In fact, in the context of physics and chemistry of macroscopic (large scale)
models, processes and interactions outside the self-organizing theory developed to
describe the emergence of a macroscopic level, the social insects, the complex
interactions between individuals can undermine the common behavior shows a simplebehaving.
In such cases there is no need to resort to complex social behavior to explain
the complexity of individual.
In 1952, Harry Markowitz's Modern Portfolio management is considered as the
beginning of the article published by Porfolio Selection. Only by diversifying its
portfolio, explains the importance of relationships between securities.Markowitz meanvariance
model, developed in 1956, restructured the Modern Portfolio theory. The
Markowitz theory by evaluating the past performances of the security's expected return
and aims to predict.
The general framework of the Modern Portfolio Theory founder, Harry Markowitz's
approach today, an investor-owned securities and to deposit a certain amount, the money
is to keep a term. This approach is based on a portfolio of securities selected by the
investor potential portfolios.
Commodities, gold, silver, copper, crude oil, natural gas, coal, wheat, cotton, corn,
sugar, coffee products, such as formed by nature to be the subject goods, the name given
to trade.Commodities are used to form a more valuable and different products, and the
values determined by the consumer, valuable, chemical products, emission products,
animal products and energy products. All of these products "commodity" is
called. Commodity products are natural disasters, crises, that may fluctuate due to
changes in seasonal products. These products generated by the portfolio optimization
techniques were used in order to manage effectively and efficiently.

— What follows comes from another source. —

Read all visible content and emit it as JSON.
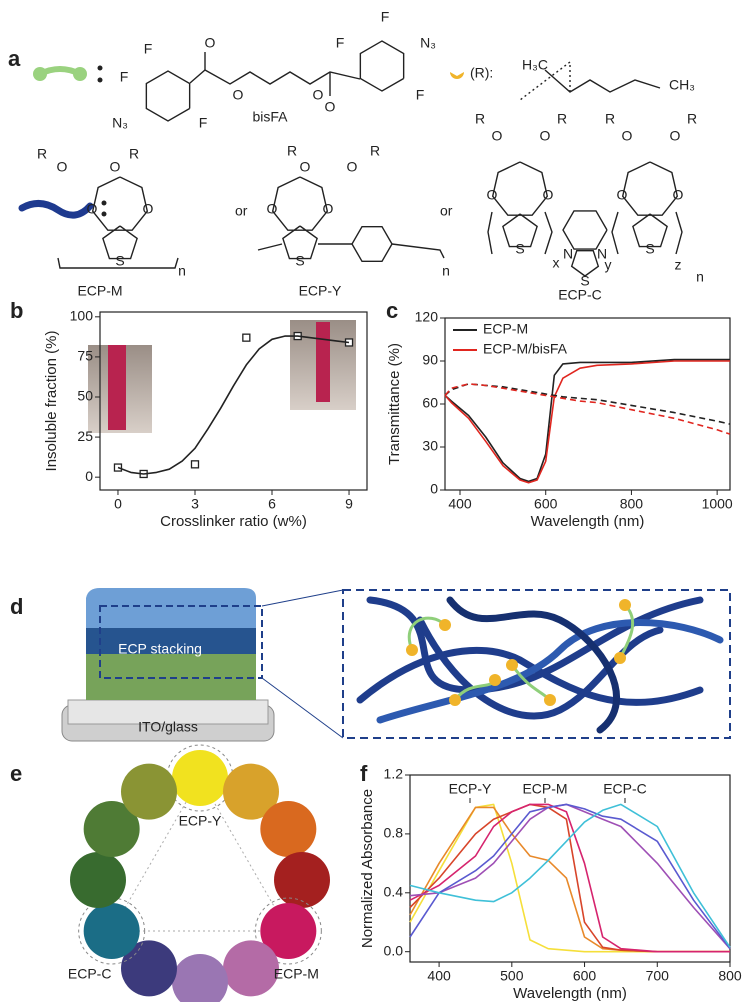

Commodity products, economic, social and political changes affected. These changes
are sources of systematic risk. Capital market returns are affected by commodity price
movements in the general market risk, interest rate risk through its effect on commodity prices, changes in the level of inflation due to commodity inflation risk returns, systematic
risk variety, which lead to change.
Particle Swarm Optimization technique in this study by explaining the theoretical
structure of the commodity market with products made of portfolio optimization.
Particle Swarm Optimization technique used in this study, what conclusions can be set in
advance for portfolio optimization and interpretation of these results will be
provided. Particle Swarm Optimization technique and portfolio weights with the optimal
balance of risk and return will be achieved.